Avec l'article 18, nous abordons la question des agrocarburants. C'est d'ailleurs ainsi que je les désignerai et non, comme indiqué dans le texte, par biocarburants, dénomination qui peut être trompeuse, le terme « bio » laissant entendre que ces carburants seraient issus de l'agriculture biologique. Or c'est tout le contraire puisque ces agrocarburants sont produits par les cultures les plus mécanisées, les plus intensives et avec beaucoup d'intrants chimiques, bref avec l'agriculture la plus industrielle et ayant le plus d'impact sur les écosystèmes.
C'est en septembre 2005, lors d'un mini-choc pétrolier sur les cours du pétrole, que M. de Villepin a décidé, lors du salon Space de Rennes, que la France devait se lancer dans les agrocarburants. Il avait fixé un pourcentage très élevé d'agrocarburants à obtenir en quelques années, objectif qui était illusoire pour plusieurs raisons.
D'abord, il faudrait savoir quelle part de consommation peut remplacer partiellement ou être ajoutée aux produits pétroliers, notamment dans les transports. En 2005, notre pays a consommé environ 95 millions de tonnes de pétrole brut, dont 50 millions ont été utilisés dans les transports, les deux tiers étant réservés aux usages énergétiques.
Depuis 2005, on a placé bien des espoirs dans les agrocarburants pour remplacer partiellement ou en totalité le pétrole, qui est lui-même en déplétion, comme je ne cesse de le dire. Peut-on estimer le potentiel de remplacement ? Il ne s'agit pas de remplacer totalement la consommation de pétrole de la France par des agrocarburants, car il faudrait entre trois et quatre fois la surface agricole utile de la France exploitée actuellement pour l'agriculture alimentaire. Il y a donc là un rêve qui s'évanouit puisque l'on ne pourra pas compenser la baisse des réserves de pétrole – actuellement, elle est de 3 à 4 % par an – par les agrocarburants.

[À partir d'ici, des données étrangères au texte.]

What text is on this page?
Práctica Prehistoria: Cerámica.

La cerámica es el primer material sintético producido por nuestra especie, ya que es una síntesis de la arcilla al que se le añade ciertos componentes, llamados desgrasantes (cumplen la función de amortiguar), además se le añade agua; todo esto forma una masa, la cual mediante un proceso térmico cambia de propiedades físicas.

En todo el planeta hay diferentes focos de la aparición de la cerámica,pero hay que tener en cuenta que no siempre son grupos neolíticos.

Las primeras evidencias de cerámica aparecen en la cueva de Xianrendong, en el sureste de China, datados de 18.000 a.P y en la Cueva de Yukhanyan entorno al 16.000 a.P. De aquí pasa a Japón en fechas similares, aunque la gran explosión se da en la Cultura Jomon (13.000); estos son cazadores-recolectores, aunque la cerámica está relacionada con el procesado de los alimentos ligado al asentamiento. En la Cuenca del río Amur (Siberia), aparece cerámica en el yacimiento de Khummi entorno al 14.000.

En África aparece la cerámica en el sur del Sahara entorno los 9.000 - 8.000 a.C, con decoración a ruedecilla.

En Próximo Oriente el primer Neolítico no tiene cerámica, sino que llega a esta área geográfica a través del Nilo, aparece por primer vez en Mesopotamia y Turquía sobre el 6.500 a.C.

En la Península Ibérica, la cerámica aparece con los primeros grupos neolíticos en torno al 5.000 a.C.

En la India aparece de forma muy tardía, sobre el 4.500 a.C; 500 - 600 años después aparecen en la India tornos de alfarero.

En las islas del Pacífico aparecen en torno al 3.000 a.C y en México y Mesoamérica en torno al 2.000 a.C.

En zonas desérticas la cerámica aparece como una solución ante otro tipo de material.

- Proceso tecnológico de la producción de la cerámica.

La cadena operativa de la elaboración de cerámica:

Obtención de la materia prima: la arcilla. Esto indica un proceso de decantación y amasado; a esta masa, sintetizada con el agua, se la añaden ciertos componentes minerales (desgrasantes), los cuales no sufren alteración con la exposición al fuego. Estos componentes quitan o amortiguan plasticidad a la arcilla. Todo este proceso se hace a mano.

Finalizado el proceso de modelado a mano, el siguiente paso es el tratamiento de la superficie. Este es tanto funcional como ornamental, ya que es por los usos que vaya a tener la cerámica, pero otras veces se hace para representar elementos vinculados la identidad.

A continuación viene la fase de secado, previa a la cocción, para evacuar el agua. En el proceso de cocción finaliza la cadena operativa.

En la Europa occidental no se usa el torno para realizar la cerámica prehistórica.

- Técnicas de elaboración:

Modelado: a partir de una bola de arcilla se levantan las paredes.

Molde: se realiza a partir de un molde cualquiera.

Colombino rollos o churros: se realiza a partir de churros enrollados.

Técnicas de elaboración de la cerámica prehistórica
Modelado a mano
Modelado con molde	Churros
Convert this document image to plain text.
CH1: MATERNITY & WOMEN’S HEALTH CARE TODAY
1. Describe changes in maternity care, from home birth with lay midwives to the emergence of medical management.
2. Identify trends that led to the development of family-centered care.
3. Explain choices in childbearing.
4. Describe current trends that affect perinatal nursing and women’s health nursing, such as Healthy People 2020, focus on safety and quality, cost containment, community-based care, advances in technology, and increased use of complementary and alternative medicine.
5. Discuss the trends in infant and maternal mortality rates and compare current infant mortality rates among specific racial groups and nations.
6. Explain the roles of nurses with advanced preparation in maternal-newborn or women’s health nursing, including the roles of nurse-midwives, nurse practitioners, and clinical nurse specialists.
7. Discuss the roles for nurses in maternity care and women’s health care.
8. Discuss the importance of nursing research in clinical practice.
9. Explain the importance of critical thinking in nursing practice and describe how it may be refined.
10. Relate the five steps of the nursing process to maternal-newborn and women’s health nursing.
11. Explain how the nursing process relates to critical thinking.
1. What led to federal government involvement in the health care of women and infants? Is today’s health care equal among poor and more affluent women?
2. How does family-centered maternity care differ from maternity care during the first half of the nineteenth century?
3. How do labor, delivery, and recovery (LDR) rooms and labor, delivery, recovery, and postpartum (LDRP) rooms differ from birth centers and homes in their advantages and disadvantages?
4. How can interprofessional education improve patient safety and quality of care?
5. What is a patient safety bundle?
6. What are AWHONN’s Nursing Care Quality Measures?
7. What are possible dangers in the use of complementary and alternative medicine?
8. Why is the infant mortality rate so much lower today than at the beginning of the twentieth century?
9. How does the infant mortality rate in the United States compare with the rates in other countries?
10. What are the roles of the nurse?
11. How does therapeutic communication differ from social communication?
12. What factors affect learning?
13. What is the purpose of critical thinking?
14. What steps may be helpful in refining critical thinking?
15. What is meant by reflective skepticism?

Par ailleurs, n'oublions pas que les agrocarburants sont jusqu'à présent des additifs nécessitant des produits pétroliers, à l'exception des huiles végétales pures lesquelles peuvent être éventuellement utilisées pures dans des vieux moteurs diesel, ceux dont les taux de compression ne sont pas comparables à ce qui existe aujourd'hui, ou dans des vieux tracteurs Pony.
En outre, s'agissant de la filière alcool, pour pouvoir utiliser les agrocarburants purs il faudrait modifier complètement les moteurs. Actuellement, il s'agit de mélanges minoritaires.
Enfin, n'oublions pas ce qu'on appelle l'énergie nette d'une filière, quelle qu'elle soit. Selon les destinations et les provenances, il faut entre un dixième et un quinzième de litre de pétrole pour apporter un litre d'essence dans le réservoir de votre véhicule. Si l'on utilise le pétrole, c'est que le rendement net de la filière est très bon, bien supérieur à toutes les autres filières fossiles, et qu'il est liquide. Cela dit, le pétrole est très polluant puisqu'il émet beaucoup de gaz à effet de serre.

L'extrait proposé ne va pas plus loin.